Pero esta vez el prodigio esperado fue inverso: con un lenguaje mucho más sibilino, a la vez que mejor elaborado, el P. Lombardi, vocero pontificio, confirmó que Francisco hablaba de una eventual utilización lícita de la contracepción y uso de preservativos cuando se respondió la pregunta sobre los riesgos del virus Zika.

Uno, acostumbrado al oficio, esperaba la increíble interpretación inversa, con perdón de la frase. Pero tuvimos que sufrir la alarmente confirmación. Aquí el texto, cuyo original italiano dejamos vinculado al pie:

Pregunta: Respecto a la estrategia para enfrentar la difusión del virus Zika, promovida por la OMS, el Papa Francisco ha reafirmado que el aborto es un crimen, un mal absoluto. Los medios hablan hoy de una apertura del Papa a la contracepción. ¿Qué puede decir sobre esto?

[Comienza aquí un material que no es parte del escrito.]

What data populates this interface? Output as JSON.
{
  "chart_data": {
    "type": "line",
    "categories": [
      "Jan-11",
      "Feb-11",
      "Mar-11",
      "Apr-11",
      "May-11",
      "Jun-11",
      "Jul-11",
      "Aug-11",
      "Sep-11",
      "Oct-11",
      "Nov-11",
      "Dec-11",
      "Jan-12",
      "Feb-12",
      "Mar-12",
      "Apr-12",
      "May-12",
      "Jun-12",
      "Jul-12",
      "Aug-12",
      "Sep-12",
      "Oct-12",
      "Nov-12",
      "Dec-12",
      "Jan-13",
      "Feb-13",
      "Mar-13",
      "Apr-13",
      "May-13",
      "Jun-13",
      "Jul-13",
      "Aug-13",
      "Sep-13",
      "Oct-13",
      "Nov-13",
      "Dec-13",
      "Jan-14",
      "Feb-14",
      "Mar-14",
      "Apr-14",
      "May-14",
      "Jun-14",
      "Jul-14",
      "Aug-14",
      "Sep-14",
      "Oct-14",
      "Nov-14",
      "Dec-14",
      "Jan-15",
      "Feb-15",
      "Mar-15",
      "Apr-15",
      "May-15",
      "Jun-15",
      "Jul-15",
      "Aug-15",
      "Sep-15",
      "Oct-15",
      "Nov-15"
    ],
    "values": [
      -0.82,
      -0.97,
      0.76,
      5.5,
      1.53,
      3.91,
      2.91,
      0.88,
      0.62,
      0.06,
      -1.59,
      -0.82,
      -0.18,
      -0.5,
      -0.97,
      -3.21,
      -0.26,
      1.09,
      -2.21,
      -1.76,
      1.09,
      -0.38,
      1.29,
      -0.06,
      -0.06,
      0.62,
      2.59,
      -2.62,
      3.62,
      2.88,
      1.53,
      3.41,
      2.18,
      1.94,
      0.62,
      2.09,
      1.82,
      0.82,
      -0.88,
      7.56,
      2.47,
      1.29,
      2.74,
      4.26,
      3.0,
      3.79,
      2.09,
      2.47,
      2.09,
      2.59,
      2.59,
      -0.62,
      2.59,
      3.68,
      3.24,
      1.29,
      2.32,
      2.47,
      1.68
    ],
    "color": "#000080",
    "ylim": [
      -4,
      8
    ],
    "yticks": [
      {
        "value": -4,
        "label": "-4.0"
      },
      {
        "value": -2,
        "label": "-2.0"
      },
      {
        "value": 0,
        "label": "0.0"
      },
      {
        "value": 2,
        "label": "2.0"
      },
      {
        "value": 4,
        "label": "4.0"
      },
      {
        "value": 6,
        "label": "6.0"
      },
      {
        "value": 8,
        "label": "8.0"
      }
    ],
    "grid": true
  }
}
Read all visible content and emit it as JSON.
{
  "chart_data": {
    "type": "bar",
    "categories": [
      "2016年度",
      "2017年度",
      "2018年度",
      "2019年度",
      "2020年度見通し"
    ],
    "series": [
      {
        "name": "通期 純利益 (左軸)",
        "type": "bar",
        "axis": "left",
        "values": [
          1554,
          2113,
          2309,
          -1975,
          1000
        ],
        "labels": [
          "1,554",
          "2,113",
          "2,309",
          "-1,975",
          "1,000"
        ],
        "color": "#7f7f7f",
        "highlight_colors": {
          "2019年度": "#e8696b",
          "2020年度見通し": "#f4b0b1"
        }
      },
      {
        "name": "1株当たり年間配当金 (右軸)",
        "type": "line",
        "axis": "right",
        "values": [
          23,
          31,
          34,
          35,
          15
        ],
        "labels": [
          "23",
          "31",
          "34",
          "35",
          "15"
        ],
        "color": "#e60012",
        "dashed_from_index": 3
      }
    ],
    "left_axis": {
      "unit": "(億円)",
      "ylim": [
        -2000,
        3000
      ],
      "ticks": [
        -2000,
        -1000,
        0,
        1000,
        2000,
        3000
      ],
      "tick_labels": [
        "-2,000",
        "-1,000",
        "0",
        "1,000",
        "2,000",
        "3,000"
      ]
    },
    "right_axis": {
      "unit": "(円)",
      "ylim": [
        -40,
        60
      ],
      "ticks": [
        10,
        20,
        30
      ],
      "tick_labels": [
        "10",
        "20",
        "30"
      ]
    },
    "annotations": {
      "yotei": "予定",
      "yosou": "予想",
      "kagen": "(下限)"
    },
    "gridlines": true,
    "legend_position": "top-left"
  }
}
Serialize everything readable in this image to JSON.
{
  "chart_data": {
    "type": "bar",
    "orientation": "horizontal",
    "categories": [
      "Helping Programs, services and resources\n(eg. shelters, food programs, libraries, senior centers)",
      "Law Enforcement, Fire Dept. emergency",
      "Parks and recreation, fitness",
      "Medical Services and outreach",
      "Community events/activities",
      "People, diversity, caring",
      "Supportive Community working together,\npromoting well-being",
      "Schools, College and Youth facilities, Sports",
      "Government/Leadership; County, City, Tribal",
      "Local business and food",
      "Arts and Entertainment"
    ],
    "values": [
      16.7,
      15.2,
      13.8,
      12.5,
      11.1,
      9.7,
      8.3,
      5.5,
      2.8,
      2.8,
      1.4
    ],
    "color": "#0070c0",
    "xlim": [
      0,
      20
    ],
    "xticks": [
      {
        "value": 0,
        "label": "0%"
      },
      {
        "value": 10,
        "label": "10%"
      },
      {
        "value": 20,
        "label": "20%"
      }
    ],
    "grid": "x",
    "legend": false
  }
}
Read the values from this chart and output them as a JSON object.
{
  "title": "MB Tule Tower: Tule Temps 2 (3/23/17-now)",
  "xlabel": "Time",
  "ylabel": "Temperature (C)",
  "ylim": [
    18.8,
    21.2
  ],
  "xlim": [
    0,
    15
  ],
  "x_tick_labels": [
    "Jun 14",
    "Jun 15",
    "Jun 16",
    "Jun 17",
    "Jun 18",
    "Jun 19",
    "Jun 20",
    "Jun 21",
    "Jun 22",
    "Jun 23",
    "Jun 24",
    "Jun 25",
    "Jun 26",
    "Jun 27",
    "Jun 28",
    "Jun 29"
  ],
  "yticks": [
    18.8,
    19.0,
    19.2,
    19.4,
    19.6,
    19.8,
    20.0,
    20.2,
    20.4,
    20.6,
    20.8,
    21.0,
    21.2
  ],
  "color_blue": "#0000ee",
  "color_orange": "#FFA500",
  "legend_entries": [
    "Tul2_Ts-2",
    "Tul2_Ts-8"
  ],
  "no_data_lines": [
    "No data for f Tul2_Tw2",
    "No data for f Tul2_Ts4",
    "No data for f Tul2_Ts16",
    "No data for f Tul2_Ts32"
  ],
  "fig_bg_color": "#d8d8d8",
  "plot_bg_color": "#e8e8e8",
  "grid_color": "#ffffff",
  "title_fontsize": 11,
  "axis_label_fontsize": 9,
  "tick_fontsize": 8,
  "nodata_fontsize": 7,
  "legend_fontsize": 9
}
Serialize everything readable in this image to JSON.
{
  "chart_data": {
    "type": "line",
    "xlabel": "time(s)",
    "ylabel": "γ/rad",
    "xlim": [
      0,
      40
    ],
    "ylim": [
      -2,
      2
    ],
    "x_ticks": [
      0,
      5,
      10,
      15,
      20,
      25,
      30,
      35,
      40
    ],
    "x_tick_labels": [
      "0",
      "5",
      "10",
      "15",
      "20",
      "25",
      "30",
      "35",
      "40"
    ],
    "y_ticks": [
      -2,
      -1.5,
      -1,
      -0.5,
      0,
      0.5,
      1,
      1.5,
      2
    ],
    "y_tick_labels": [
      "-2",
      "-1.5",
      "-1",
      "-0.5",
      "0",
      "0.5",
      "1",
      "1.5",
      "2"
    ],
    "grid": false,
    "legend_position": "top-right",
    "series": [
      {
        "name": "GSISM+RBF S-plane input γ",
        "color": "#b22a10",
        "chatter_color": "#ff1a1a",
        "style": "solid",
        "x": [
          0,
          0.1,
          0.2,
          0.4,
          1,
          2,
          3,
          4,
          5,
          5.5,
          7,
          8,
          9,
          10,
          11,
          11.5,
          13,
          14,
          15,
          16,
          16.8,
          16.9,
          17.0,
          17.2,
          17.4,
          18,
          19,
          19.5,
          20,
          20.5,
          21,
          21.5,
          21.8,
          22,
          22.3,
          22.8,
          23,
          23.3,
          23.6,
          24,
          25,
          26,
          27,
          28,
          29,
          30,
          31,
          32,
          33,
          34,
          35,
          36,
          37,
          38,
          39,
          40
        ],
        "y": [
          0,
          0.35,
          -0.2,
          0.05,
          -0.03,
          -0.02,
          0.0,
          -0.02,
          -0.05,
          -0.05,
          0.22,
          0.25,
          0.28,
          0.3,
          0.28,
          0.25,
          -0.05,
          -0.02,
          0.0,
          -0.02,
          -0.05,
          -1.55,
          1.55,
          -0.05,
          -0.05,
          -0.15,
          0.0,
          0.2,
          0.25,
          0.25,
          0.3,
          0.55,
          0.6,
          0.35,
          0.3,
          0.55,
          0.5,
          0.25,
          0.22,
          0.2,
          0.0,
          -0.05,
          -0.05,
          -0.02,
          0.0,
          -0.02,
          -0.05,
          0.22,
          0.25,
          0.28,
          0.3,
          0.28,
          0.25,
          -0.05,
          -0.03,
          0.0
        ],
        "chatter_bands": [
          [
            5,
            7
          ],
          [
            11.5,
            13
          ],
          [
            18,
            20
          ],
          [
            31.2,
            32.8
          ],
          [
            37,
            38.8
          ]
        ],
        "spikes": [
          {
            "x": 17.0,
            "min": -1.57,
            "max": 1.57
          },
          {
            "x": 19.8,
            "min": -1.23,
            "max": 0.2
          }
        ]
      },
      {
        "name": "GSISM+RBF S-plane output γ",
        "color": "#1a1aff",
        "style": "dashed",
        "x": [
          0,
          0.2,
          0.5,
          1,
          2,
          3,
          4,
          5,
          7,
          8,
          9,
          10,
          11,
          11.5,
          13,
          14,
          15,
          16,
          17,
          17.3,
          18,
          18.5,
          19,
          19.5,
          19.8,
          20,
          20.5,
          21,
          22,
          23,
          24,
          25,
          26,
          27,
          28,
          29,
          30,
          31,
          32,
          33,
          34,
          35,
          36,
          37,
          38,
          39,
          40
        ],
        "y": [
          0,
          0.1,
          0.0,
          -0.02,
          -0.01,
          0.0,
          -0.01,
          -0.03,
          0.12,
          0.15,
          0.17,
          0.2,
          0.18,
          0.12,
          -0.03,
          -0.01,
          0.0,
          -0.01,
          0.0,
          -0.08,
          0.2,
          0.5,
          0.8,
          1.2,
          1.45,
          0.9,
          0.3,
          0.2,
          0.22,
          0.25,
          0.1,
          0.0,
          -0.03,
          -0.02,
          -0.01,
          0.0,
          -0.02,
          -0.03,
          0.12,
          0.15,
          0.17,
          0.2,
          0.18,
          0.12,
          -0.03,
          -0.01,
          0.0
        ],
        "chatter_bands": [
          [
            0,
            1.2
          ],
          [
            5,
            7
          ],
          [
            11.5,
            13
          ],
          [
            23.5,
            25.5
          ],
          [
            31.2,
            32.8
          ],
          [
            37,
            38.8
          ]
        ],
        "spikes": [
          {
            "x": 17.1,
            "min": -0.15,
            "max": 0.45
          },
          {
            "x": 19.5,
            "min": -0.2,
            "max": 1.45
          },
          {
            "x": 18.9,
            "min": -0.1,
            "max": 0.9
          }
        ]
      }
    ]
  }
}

Respuesta: El aspecto fundamental me parece que ya se ha entendido, y es que el Papa habla de la inaceptabilidad del aborto como solución. En estos casos, por el contrario, lamentablemente, ha habido tomas de posición o declaraciones que parecen andar más bien en esta dirección de facilitar el aborto, cosa que para nosotros es absolutamente inaceptable. El Papa distingue entonces netamente la radicalidad del mal del aborto, como supresión de una vida humana y a la vez la posibilidad de un recurso a la contracepción o el preservativo por cuanto puede resguardar en caso de emergencia o de situaciones particulares, en lo cuales no se suprime una vida humana, sino que se evita un embarazo.

Ahora, no es que él dice que se vaya a aceptar y usar este recurso sin ningún discernimiento, más bien ha dicho claramente que puede ser tenido en consideración en casos particulares de emergencia.

El ejemplo que ha dado es el de Paulo VI y la autorización de la píldora para las religiosas que estaban en riesgo gravísimo y continuo de violencia de parte de los rebeldes del Congo, en tiempos de la trágica guerra del Congo hace pensar que no es una situación normal aquella en la que esto se pondría en consideración.

Y también, recordemos por ejemplo, la discusión que sucedió al libro-entrevista de Benedicto XVI, “Luz del Mundo”, en el que él hablaba del uso del preservativo en situaciones de contagio, por ejemplo, del SIDA.

Ahora bien, la contracepción o el preservativo en caso de particular emergencia y gravedad pueden también ser objeto de discernimiento de consciencia. Esto dice el Papa. Mientras que sobre el aborto no hay lugar alguno para consideraciones.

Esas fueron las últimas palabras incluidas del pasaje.